NEW 7-04 Hypothetical Question: After a reasonable investigation of a claim, and in good faith, the carrier forwarded a provider claim subject to SB 418 prompt pay requirements to its Special Investigative Unit to further review suspicions of fraud. The claim was timely denied. Following a year-long investigation, it was determined that there was not sufficient evidence to establish fraudulent behavior on the part of the provider. What does the carrier owe the provider? Will the carrier be subject to an administrative penalty under SB 418?

Response: The carrier owes the provider the contracted rate for the claim, the applicable penalty (a maximum amount of $200,000), and 18 percent annual interest on the penalty amount.

While various administrative penalties and remedies also exist for violation of the Texas Insurance Code, SB 418 establishes specific penalty provisions within certain parameters. SB 418 specifically provides for a penalty of up to $1,000 per day for each unpaid claim if the carrier processes more than two percent of its claims in violation of the prompt pay requirements. The Commissioner has discretion whether to assess an administrative penalty in this context and the amount of such penalty. Additionally, the Commissioner has discretion to assess an administrative penalty authorized by other provisions of the Texas Insurance Code.

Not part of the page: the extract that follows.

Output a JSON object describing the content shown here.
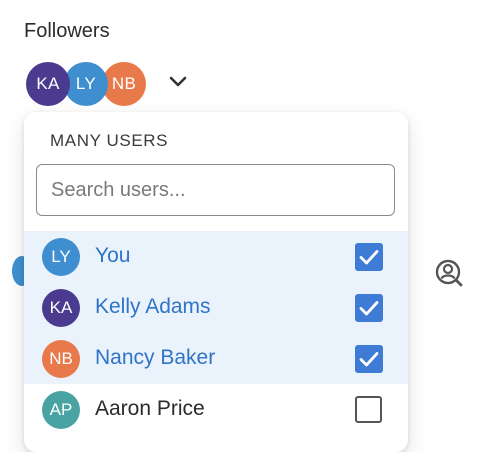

A carrier may submit information relative to the fraud investigation explaining why the claim was not paid timely so that this may be taken into account when exercising discretion regarding possible enforcement options. Of particular note would be information regarding the referral of such claims to TDI or to an authorized governmental agency as referenced in Article 1.10D Section 4 of the Texas Insurance Code. For those penalties specifically authorized in SB 418, the carrier is subject to the $1,000 per day per claim penalty only if the carrier processes more than two percent of its clean claims late. Compliance is based on quarterly reporting and claims are categorized as non-institutional and institutional. The penalty per day may not exceed $1,000 for each claim that remains unpaid in violation of the prompt pay statutes.

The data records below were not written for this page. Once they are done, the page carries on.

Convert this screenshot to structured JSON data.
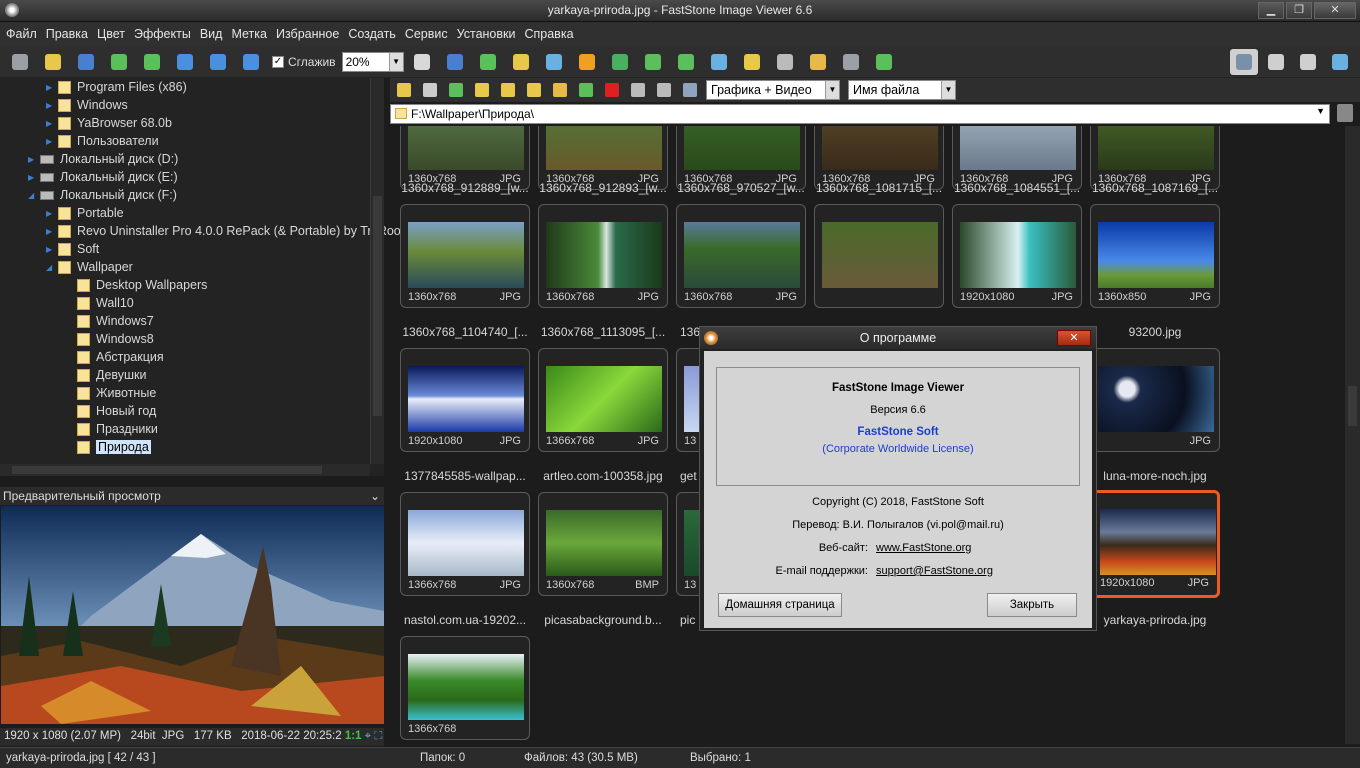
{
  "window": {
    "title": "yarkaya-priroda.jpg  -  FastStone Image Viewer 6.6"
  },
  "menu": [
    "Файл",
    "Правка",
    "Цвет",
    "Эффекты",
    "Вид",
    "Метка",
    "Избранное",
    "Создать",
    "Сервис",
    "Установки",
    "Справка"
  ],
  "toolbar": {
    "smooth_label": "Сглажив",
    "smooth_checked": "✓",
    "zoom_value": "20%"
  },
  "tree": {
    "items": [
      {
        "label": "Program Files (x86)",
        "kind": "folder"
      },
      {
        "label": "Windows",
        "kind": "folder"
      },
      {
        "label": "YaBrowser 68.0b",
        "kind": "folder"
      },
      {
        "label": "Пользователи",
        "kind": "folder"
      },
      {
        "label": "Локальный диск (D:)",
        "kind": "drive"
      },
      {
        "label": "Локальный диск (E:)",
        "kind": "drive"
      },
      {
        "label": "Локальный диск (F:)",
        "kind": "drive"
      },
      {
        "label": "Portable",
        "kind": "folder"
      },
      {
        "label": "Revo Uninstaller Pro 4.0.0 RePack (& Portable) by TryRooM",
        "kind": "folder"
      },
      {
        "label": "Soft",
        "kind": "folder"
      },
      {
        "label": "Wallpaper",
        "kind": "folder"
      },
      {
        "label": "Desktop Wallpapers",
        "kind": "folder"
      },
      {
        "label": "Wall10",
        "kind": "folder"
      },
      {
        "label": "Windows7",
        "kind": "folder"
      },
      {
        "label": "Windows8",
        "kind": "folder"
      },
      {
        "label": "Абстракция",
        "kind": "folder"
      },
      {
        "label": "Девушки",
        "kind": "folder"
      },
      {
        "label": "Животные",
        "kind": "folder"
      },
      {
        "label": "Новый год",
        "kind": "folder"
      },
      {
        "label": "Праздники",
        "kind": "folder"
      },
      {
        "label": "Природа",
        "kind": "folder",
        "selected": true
      }
    ]
  },
  "preview": {
    "header": "Предварительный просмотр",
    "status": {
      "dims": "1920 x 1080 (2.07 MP)",
      "depth": "24bit",
      "type": "JPG",
      "size": "177 KB",
      "date": "2018-06-22 20:25:2",
      "ratio": "1:1"
    }
  },
  "nav": {
    "filter": "Графика +   Видео",
    "sort": "Имя файла"
  },
  "path": "F:\\Wallpaper\\Природа\\",
  "thumbnails": [
    {
      "size": "1360x768",
      "type": "JPG",
      "name": "1360x768_912889_[w..."
    },
    {
      "size": "1360x768",
      "type": "JPG",
      "name": "1360x768_912893_[w..."
    },
    {
      "size": "1360x768",
      "type": "JPG",
      "name": "1360x768_970527_[w..."
    },
    {
      "size": "1360x768",
      "type": "JPG",
      "name": "1360x768_1081715_[..."
    },
    {
      "size": "1360x768",
      "type": "JPG",
      "name": "1360x768_1084551_[..."
    },
    {
      "size": "1360x768",
      "type": "JPG",
      "name": "1360x768_1087169_[..."
    },
    {
      "size": "1360x768",
      "type": "JPG",
      "name": "1360x768_1104740_[..."
    },
    {
      "size": "1360x768",
      "type": "JPG",
      "name": "1360x768_1113095_[..."
    },
    {
      "size": "1360x768",
      "type": "JPG",
      "name": "136"
    },
    {
      "size": "",
      "type": "",
      "name": ""
    },
    {
      "size": "1920x1080",
      "type": "JPG",
      "name": ""
    },
    {
      "size": "1360x850",
      "type": "JPG",
      "name": "93200.jpg"
    },
    {
      "size": "1920x1080",
      "type": "JPG",
      "name": "1377845585-wallpap..."
    },
    {
      "size": "1366x768",
      "type": "JPG",
      "name": "artleo.com-100358.jpg"
    },
    {
      "size": "13",
      "type": "",
      "name": "get"
    },
    {
      "size": "",
      "type": "",
      "name": ""
    },
    {
      "size": "",
      "type": "",
      "name": ""
    },
    {
      "size": "",
      "type": "JPG",
      "name": "luna-more-noch.jpg"
    },
    {
      "size": "1366x768",
      "type": "JPG",
      "name": "nastol.com.ua-19202..."
    },
    {
      "size": "1360x768",
      "type": "BMP",
      "name": "picasabackground.b..."
    },
    {
      "size": "13",
      "type": "",
      "name": "pic"
    },
    {
      "size": "",
      "type": "",
      "name": ""
    },
    {
      "size": "",
      "type": "",
      "name": ""
    },
    {
      "size": "1920x1080",
      "type": "JPG",
      "name": "yarkaya-priroda.jpg",
      "selected": true
    },
    {
      "size": "1366x768",
      "type": "",
      "name": ""
    }
  ],
  "status": {
    "file": "yarkaya-priroda.jpg [ 42 / 43 ]",
    "folders": "Папок: 0",
    "files": "Файлов: 43 (30.5 MB)",
    "selected": "Выбрано: 1"
  },
  "about": {
    "title": "О программе",
    "close": "✕",
    "product": "FastStone Image Viewer",
    "version": "Версия 6.6",
    "company": "FastStone Soft",
    "license": "(Corporate Worldwide License)",
    "copyright": "Copyright (C) 2018, FastStone Soft",
    "translation": "Перевод: В.И. Полыгалов (vi.pol@mail.ru)",
    "website_label": "Веб-сайт:",
    "website": "www.FastStone.org",
    "email_label": "E-mail поддержки:",
    "email": "support@FastStone.org",
    "home_button": "Домашняя страница",
    "close_button": "Закрыть"
  }
}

Information available to TDI suggests that the number of potentially fraudulent claims subject to SB 418 is low. Further, the number of claims paid late following an investigation for fraud is even lower. In addition, carriers self-report that they are generally paying more than 98 percent of claims timely. A carrier may submit information to the department regarding its fraud investigations of specific clean claims that were ultimately paid late and other matters to explain the reasons the carrier did not process 98 percent of clean claims timely.

 

Electronic claims, clearinghouses, and payers

NEW 3-06 Q: If an electronic claim is submitted to the designated payment address, a clearinghouse, and the clearinghouse changes the electronic claim to paper then forwards it to the payer, what is the appropriate statutory deadline for payment - 30 days for an electronic claim, or 45 days for a paper claim?

A: If an electronic claim that is subject to SB418 is submitted and received at the payer's designated claim address in a HIPAA-compliant electronic format, then the claim is subject to the 30-day prompt pay timeframe for electronic claims.